If you like 4th Edition D&D but prefer faster combat, a more story-focused flow, and a refinement for some more esoteric rules, this is your game. 13th Age is available in hardcopy and PDF at Pelgrane Press or PDF only at Drive Thru RPG.


  1. I thought the Icon relationships were something the player chooses to invoke, almost like a divine favor when things look dire; did that change in the final text?

    • I think that changed. Versions I played at Gencon this year had something like that. You rolled and if it was good you got some free shit. This version, I interpret, has more of a pull on the direction of the game itself. The GM is, of course, free to use it or not as they will, but to dismiss it or put too little energy behind it removes the power it can have on the game. The more authority you give the relationships, though, the harder it is to focus the game.

      In my own game, I think I’m going to limit the number of available icons so every icon can have a bigger pre-determined role in the focus of the campaign.

  2. Excellent review.

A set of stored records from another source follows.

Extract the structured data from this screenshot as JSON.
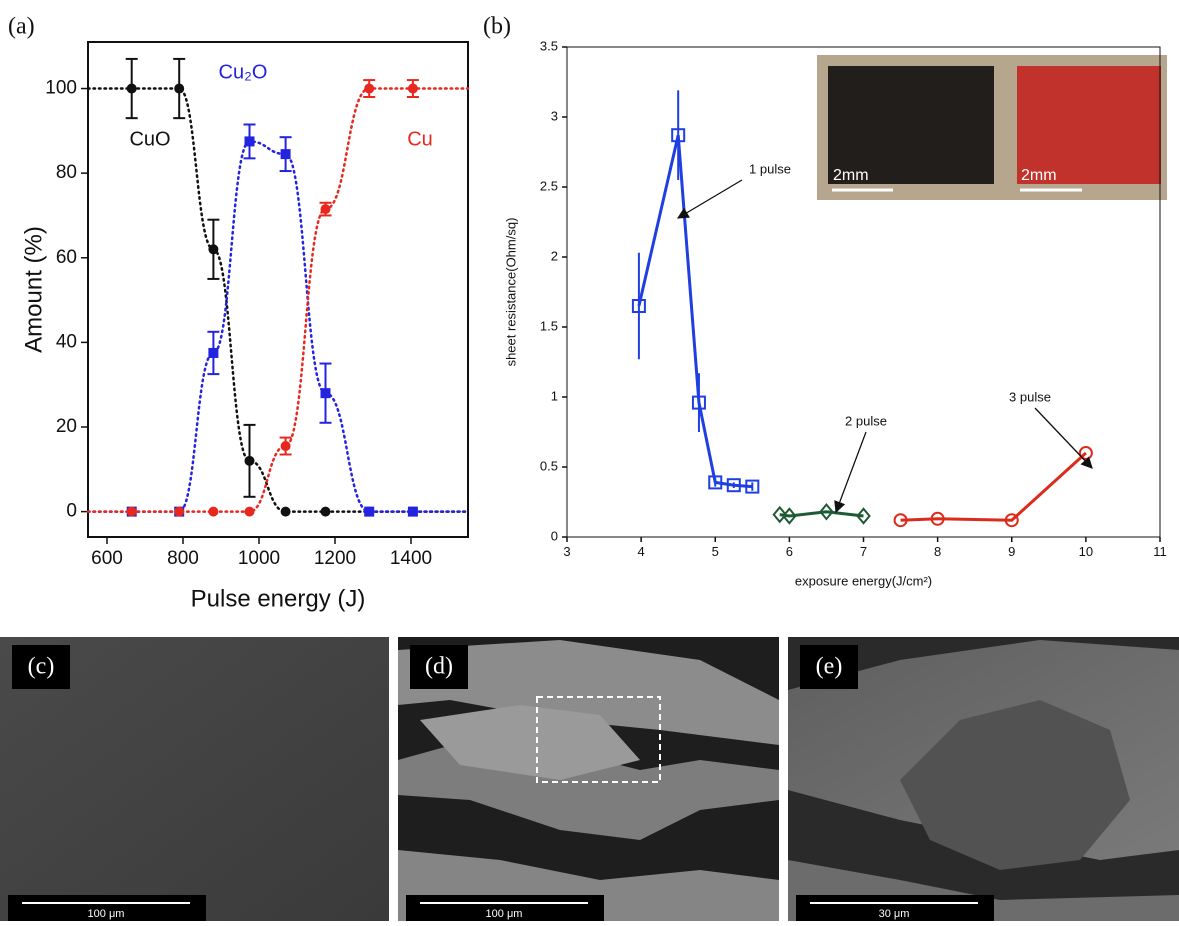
{
  "chart_data": [
    {
      "type": "line",
      "panel_label": "(a)",
      "x_label": "Pulse energy (J)",
      "y_label": "Amount (%)",
      "xlim": [
        550,
        1550
      ],
      "ylim": [
        -6,
        111
      ],
      "xticks": [
        600,
        800,
        1000,
        1200,
        1400
      ],
      "yticks": [
        0,
        20,
        40,
        60,
        80,
        100
      ],
      "grid": false,
      "line_style": "dotted",
      "series": [
        {
          "name": "CuO",
          "color": "#111111",
          "marker": "circle",
          "open": false,
          "x": [
            665,
            790,
            880,
            975,
            1070,
            1175,
            1290,
            1405
          ],
          "values": [
            100,
            100,
            62,
            12,
            0,
            0,
            0,
            0
          ],
          "errors": [
            7,
            7,
            7,
            8.5,
            null,
            null,
            null,
            null
          ]
        },
        {
          "name": "Cu₂O",
          "color": "#2323e0",
          "marker": "square",
          "open": false,
          "x": [
            665,
            790,
            880,
            975,
            1070,
            1175,
            1290,
            1405
          ],
          "values": [
            0,
            0,
            37.5,
            87.5,
            84.5,
            28,
            0,
            0
          ],
          "errors": [
            null,
            null,
            5,
            4,
            4,
            7,
            null,
            null
          ]
        },
        {
          "name": "Cu",
          "color": "#e8281e",
          "marker": "circle",
          "open": false,
          "x": [
            665,
            790,
            880,
            975,
            1070,
            1175,
            1290,
            1405
          ],
          "values": [
            0,
            0,
            0,
            0,
            15.5,
            71.5,
            100,
            100
          ],
          "errors": [
            null,
            null,
            null,
            null,
            2,
            1.5,
            2,
            2
          ]
        }
      ]
    },
    {
      "type": "line",
      "panel_label": "(b)",
      "x_label": "exposure energy(J/cm²)",
      "y_label": "sheet resistance(Ohm/sq)",
      "xlim": [
        3,
        11
      ],
      "ylim": [
        0,
        3.5
      ],
      "xticks": [
        3,
        4,
        5,
        6,
        7,
        8,
        9,
        10,
        11
      ],
      "yticks": [
        0,
        0.5,
        1,
        1.5,
        2,
        2.5,
        3,
        3.5
      ],
      "grid": false,
      "line_style": "solid",
      "series": [
        {
          "name": "1 pulse",
          "color": "#1f3fe0",
          "marker": "square",
          "open": true,
          "x": [
            3.97,
            4.5,
            4.78,
            5.0,
            5.25,
            5.5
          ],
          "values": [
            1.65,
            2.87,
            0.96,
            0.39,
            0.37,
            0.36
          ],
          "errors": [
            0.38,
            0.32,
            0.21,
            0.03,
            0.02,
            0.03
          ]
        },
        {
          "name": "2 pulse",
          "color": "#1e5b32",
          "marker": "diamond",
          "open": true,
          "x": [
            5.87,
            6.0,
            6.5,
            7.0
          ],
          "values": [
            0.16,
            0.15,
            0.18,
            0.15
          ],
          "errors": [
            null,
            null,
            null,
            null
          ]
        },
        {
          "name": "3 pulse",
          "color": "#dd2b1a",
          "marker": "circle",
          "open": true,
          "x": [
            7.5,
            8.0,
            9.0,
            10.0
          ],
          "values": [
            0.12,
            0.13,
            0.12,
            0.6
          ],
          "errors": [
            null,
            null,
            null,
            null
          ]
        }
      ]
    }
  ],
  "inset": {
    "scale_labels": [
      "2mm",
      "2mm"
    ]
  },
  "micrographs": [
    {
      "label": "(c)",
      "scale": "100 μm"
    },
    {
      "label": "(d)",
      "scale": "100 μm"
    },
    {
      "label": "(e)",
      "scale": "30 μm"
    }
  ]
}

As an alternative, the book suggests that players can roll their Icon relationships at the end of the session for the next one. This lets you incorporate the results in your game planning.

    @Null: The Icon Relationship can be used in various ways, but IIRC the text sells it as a GM triggered advantage, mostly as a way to deliver Magic Items to players through agents of the icons.

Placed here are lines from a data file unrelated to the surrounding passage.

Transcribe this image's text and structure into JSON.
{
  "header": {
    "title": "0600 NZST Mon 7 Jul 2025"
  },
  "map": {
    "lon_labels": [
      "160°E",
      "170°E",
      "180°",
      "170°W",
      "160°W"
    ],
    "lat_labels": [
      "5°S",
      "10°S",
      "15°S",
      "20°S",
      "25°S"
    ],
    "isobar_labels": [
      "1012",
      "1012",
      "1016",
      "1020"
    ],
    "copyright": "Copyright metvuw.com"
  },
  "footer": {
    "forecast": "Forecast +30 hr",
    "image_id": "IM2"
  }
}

    • As far as I can tell, the rules for invoking icons did change between the earlier playtests Nullzone and I played and the published book (which seems a bit more abstract about it, and I think I prefer the earlier version.)

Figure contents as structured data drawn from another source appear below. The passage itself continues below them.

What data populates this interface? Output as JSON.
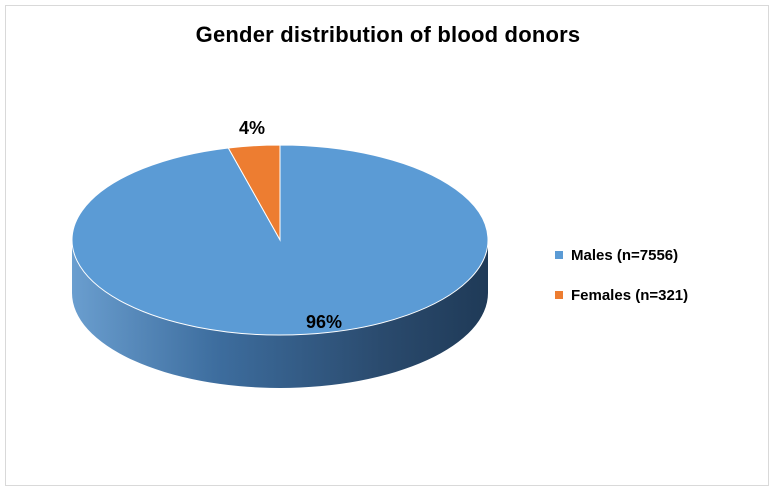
{
  "chart_data": {
    "type": "pie",
    "title": "Gender distribution of blood donors",
    "slices": [
      {
        "label": "Males (n=7556)",
        "value": 96,
        "data_label": "96%",
        "color": "#5b9bd5"
      },
      {
        "label": "Females (n=321)",
        "value": 4,
        "data_label": "4%",
        "color": "#ed7d31"
      }
    ],
    "legend_position": "right",
    "style": "3d"
  }
}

    • I have the problem they describe in the book that I never know which players will be available for any one game so rolling at the end of the last session doesn’t always help. Also, I like being forced to not know how things will go even though it puts a lot of stress on improvisation skills at the table.

  3. I’ve got my hardcover copy of 13th Age and it’s both beautifully made and packed with very interesting ideas. I’m looking forward to running a session, but we probably won’t get there until 2014, as we’re just starting up a new Star Wars game.

    • I think that’s going to be the biggest limitation on all of these new games coming out. It’s still really hard to get a group of people together to game regularly. I’m swamped with about six games a month and I still can’t play all the systems I want to.

      Attention, not money, has become the limited commodity of the internet age.

      • I couldn’t agree more. Back in the day, we gamed weekly at a minimum, but now that we’re all “mature” gamers, with kids and lives and such, our group is doing very well if we can get together every couple of weeks, and it usually ends up being every three. Maintaining any momentum at all can be a chore with that kind of schedule.

        Add in all the hot new games that we’re eager to try, and it starts to look like we’ll have to wait for retirement before we’ll be able to fit everything in.

  4. richgreen01 says:

    Great review. I think you’re right about icon relationships being the biggest challenge to the DM’s improvisation skills, but they also represent one of the game’s key strengths by putting the characters’ backgrounds and allegiances at the heart of the story. I’ve got a year more of my 4e Parsantium campaign to run, but I think we may well use 13th Age for the next one.

  5. As a note, I’m running a game with two Sorcerers, and I’d always felt like classes can feel very different, and this game I’m running supports such. Basically, you need to focus more on Talents than a difference in powers/spells for the first few levels. But those talents can produce very different feels.

    For example, one sorcerer likes to be decently away and blast without being in swing range. The other as a spell fist likes to be right up in their face, using her custom hooked chains spell on them.